Его это обрадовало, а меня удивило. Никогда бы не подумал, что с «нансеновским» паспортом можно сделать такую карьеру на радио, где, по специальному закону о дистанционной натурализации, главной, на мой взгляд, привилегии штатных служащих, гражданством США обзавелись даже те, кто по-английски ни бум-бум.
— Но вы же…
— Ты, ты, старичок….
— Но ты же долго уже на Западе?
— Ну и что?
— Думал, ты, как все. Американец…
— А зачем? Чтобы террористы в самолете первым расстреляли? Нет, старичок. Свободу я выбирал в Германии, и если бы захотел, немцы мне завтра же дали бы паспорт.
— Немецкий… — сказал я, выражая интонацией, что не для русского это человека.
— Вот и я так думаю.

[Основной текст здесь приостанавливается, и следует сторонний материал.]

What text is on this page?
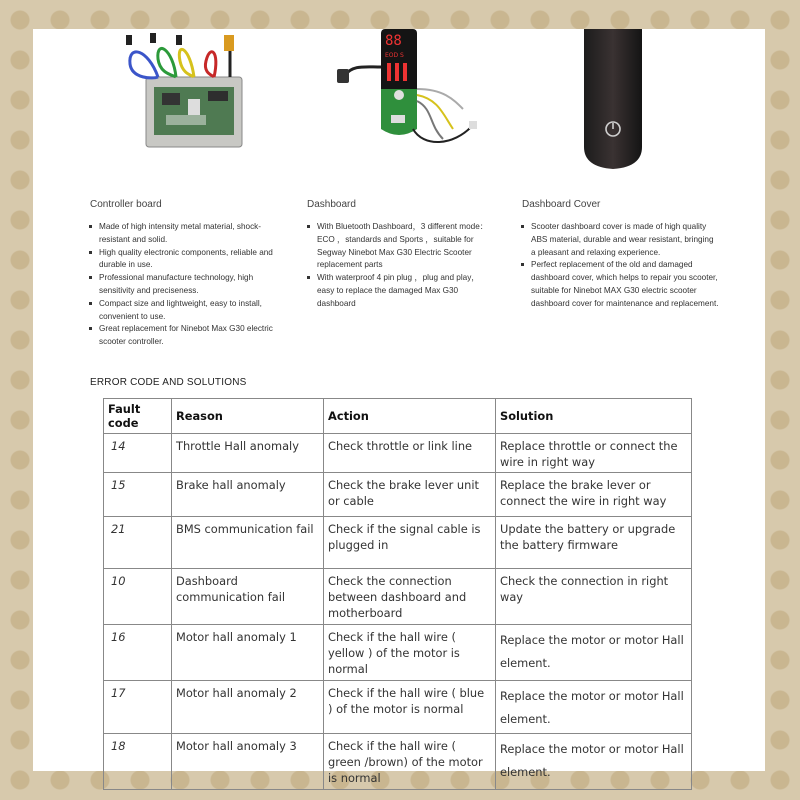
Controller board
Made of high intensity metal material, shock-resistant and solid.
High quality electronic components, reliable and durable in use.
Professional manufacture technology, high sensitivity and preciseness.
Compact size and lightweight, easy to install, convenient to use.
Great replacement for Ninebot Max G30 electric scooter controller.
88
EOD S
Dashboard
With Bluetooth Dashboard，3 different mode： ECO ，standards and Sports ，suitable for Segway Ninebot Max G30 Electric Scooter replacement parts
With waterproof 4 pin plug ，plug and play， easy to replace the damaged Max G30 dashboard
Dashboard Cover
Scooter dashboard cover is made of high quality ABS material, durable and wear resistant, bringing a pleasant and relaxing experience.
Perfect replacement of the old and damaged dashboard cover, which helps to repair you scooter, suitable for Ninebot MAX G30 electric scooter dashboard cover for maintenance and replacement.
ERROR CODE AND SOLUTIONS
Fault code	Reason	Action	Solution
14	Throttle Hall anomaly	Check throttle or link line	Replace throttle or connect the wire in right way
15	Brake hall anomaly	Check the brake lever unit or cable	Replace the brake lever or connect the wire in right way
21	BMS communication fail	Check if the signal cable is plugged in	Update the battery or upgrade the battery firmware
10	Dashboard communication fail	Check the connection between dashboard and motherboard	Check the connection in right way
16	Motor hall anomaly 1	Check if the hall wire ( yellow ) of the motor is normal	Replace the motor or motor Hall element.
17	Motor hall anomaly 2	Check if the hall wire ( blue ) of the motor is normal	Replace the motor or motor Hall element.
18	Motor hall anomaly 3	Check if the hall wire ( green /brown) of the motor is normal	Replace the motor or motor Hall element.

Нет: ксива у нас с тобой железная…
Неубежденный в этом, я молчал.
— Или проблемы на границах?
— Да вроде нет.
— Лично я по всей Западной Европе без проблем. Вот же-нульке бы такой же сделать. Сентиментальным, наверно, становлюсь, но хочется показать ей, понимаешь, то самое место…
— Я оглянулся на карту мира, где он показывал мне Средиземное море — над Африкой. — Видишь? Там я свободу выбрал.
— Вплавь?
— А чего там: милю до берега. Ноябрь: теплая вода…
Он еще поговорил о херовых бумагах своей жены, о том, что в Ливию лучше ехать сейчас, в ноябре-декабре, летом белому человеку там не выдержать, не говоря про Муаммара Кадафи, а потом извинился, разведя руками — запарка, мол — над своим цельнометаллическим столом, где в ряд были выложены бобины программ с притянутыми к ним толстыми красными резинками сопроводиловками, которые в этой системе назывались зелеными листами, от green sheet, хотя зеленым был только первый лист, а дальше копии и желтые, и розовые. С женою тоже нестыковка, а то пригласил бы меня к себе культурно посидеть. Библиотеку показал бы. У него собрано столько научной фантастики, что я бы не поверил, как такое можно, будучи на Западе. — Любишь фантастику?